Anima, fatti animo
Questa volta iniziamo da subito, fin dal titolo, con un verso poetico di Maria Luisa Spaziani, grande poetessa italiana scomparsa nel giugno scorso. Poi può succedere come ci capitava a scuola, o almeno capitava a me, che una poesia potesse essere interpretata in vari modi. E io perplesso mi domandavo se davvero l’autore avesse inteso proferire quel concetto che il professore stava cercando di spiegarci, o avesse in mente tutt’altro. Ma oggi mi arrischio lo stesso, perché mi sembra ne valga la pena. In questo inizio di Quaresima, l’ennesima, l’ultima ormai di una ragguardevole schiera, che arriva scialba come tutte le esperienze trite e ritrite. Di cui conosciamo i protagonisti, l’evolversi e la fine, senza nemmeno aspettare i titoli di coda, anche se facciamo finta che sia ogni volta una prima visione. E che perciò non ci sorprende più, se almeno un po’ ancora scalda il nostro cuore. Forse anche perché siamo stanchi di troppa «quaresima», brutte notizie che ci cingono d’assedio, ma alle quali non ci rassegniamo: violenze contro innocenti, carneficine disumane, ruberie elevate a sistema anche nei nostri palazzi della politica, egoismi di parte preposti a qualsiasi bene comune, diffidenze e disimpegni come regolatori di relazioni. Da molte piaghe della terra sale al cielo la bestemmia di mille bocche. Ma il cielo sembra restarsene indifferente, e in guerra sono sempre i soliti a crepare.
Cambia davvero poco, se piuttosto che guardarmi attorno mi guardo dentro. Non mi ricordo neanche più quand’è stata l’ultima volta che mi son fatto un solenne proposito di cambiamento. Mi ricordo invece molto bene che anche quello è andato a finire tra i trofei appesi alla parete delle mie infedeltà. Ben poco di cui gloriarsi con gli amici, ma abbastanza per deprimersi, umanamente e spiritualmente.
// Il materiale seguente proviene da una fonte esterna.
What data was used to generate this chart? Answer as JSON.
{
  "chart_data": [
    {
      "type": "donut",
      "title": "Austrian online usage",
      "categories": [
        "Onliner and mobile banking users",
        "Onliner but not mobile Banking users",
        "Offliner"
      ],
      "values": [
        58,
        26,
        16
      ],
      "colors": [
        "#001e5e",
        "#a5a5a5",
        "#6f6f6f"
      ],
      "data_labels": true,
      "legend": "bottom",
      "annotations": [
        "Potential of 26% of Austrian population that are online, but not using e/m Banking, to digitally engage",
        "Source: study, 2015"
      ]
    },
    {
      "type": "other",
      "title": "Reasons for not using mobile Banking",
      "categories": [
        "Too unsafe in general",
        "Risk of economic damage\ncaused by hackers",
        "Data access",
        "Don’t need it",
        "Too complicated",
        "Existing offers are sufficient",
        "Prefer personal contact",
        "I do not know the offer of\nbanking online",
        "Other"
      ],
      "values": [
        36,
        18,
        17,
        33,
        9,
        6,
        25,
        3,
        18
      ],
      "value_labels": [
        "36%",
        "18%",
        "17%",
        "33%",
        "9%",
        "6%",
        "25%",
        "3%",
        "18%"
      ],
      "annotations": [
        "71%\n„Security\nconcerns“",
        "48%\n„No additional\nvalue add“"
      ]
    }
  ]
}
Voglio allora provare a lasciarmi provocare da quest’altra Quaresima, che mi sta aprendo il cammino verso la Pasqua. Cerco di farlo nella consapevolezza che non c’è «la» vita, c’è «questa» vita. Che non posso permettermi di vivere nella perenne attesa di tempi migliori o nel lagnoso rimpianto di quelli d’oro passati. Perché «questo» è il mio tempo migliore. Se non altro, nel senso che è l’unico che ho a disposizione. Non sarà all’altezza fin che vogliamo, ma questo passa il cielo.
E allora riprendo dalla strofa poetica del titolo. Dalle mie parti esclamare all’indirizzo di una persona: «Animo!», è un po’ come cercare di dargli una scossa. Come dirgli: «Datti una mossa... non restartene lì impalato o a piangerti addosso!». È bello pensare non solo che «animo» è il maschile di «anima», perciò in qualche modo a lei complementare, ma è anche la «carne» dello «spirito». Lo spirito ha bisogno di essere verificato e misurato dalla carne, e viceversa. È bello perché promessa di pienezza, consapevolezza che non posso essere l’uno senza subito essere anche l’altro. Consolazione per le mie fatiche, ma anche concretezza per i miei ideali. È Dio che fa il tifo per me. E perciò è aver fiducia nelle mie mani, in quel poco che posso provare a fare, talvolta a disfare, ma sempre a desiderare. Se si trattasse solo della mia povera carne, non ci starei. Ma invasa dallo Spirito Santo? Sì, penso proprio che potrei rischiare questa Quaresima. Una delle tante, ma occasione buona. Non per andare a cambiare il mondo, e forse neppure me stesso. Ma per andare a lucidarmi il cuore e gli occhi per vedere ciò che ancora non sono stato capace di vedere. Che la restituzione a Dio di tutti i beni che egli mi ha dato e mi dà, come mi esorta a fare san Francesco e avevano esortato a fare i profeti dell’Antico Testamento che la liturgia ci fa leggere in questo principio di Quaresima, non si esaurisce semplicemente in un atto religioso nei suoi confronti. Ma nel farmi prossimo a ogni fratello e sorella.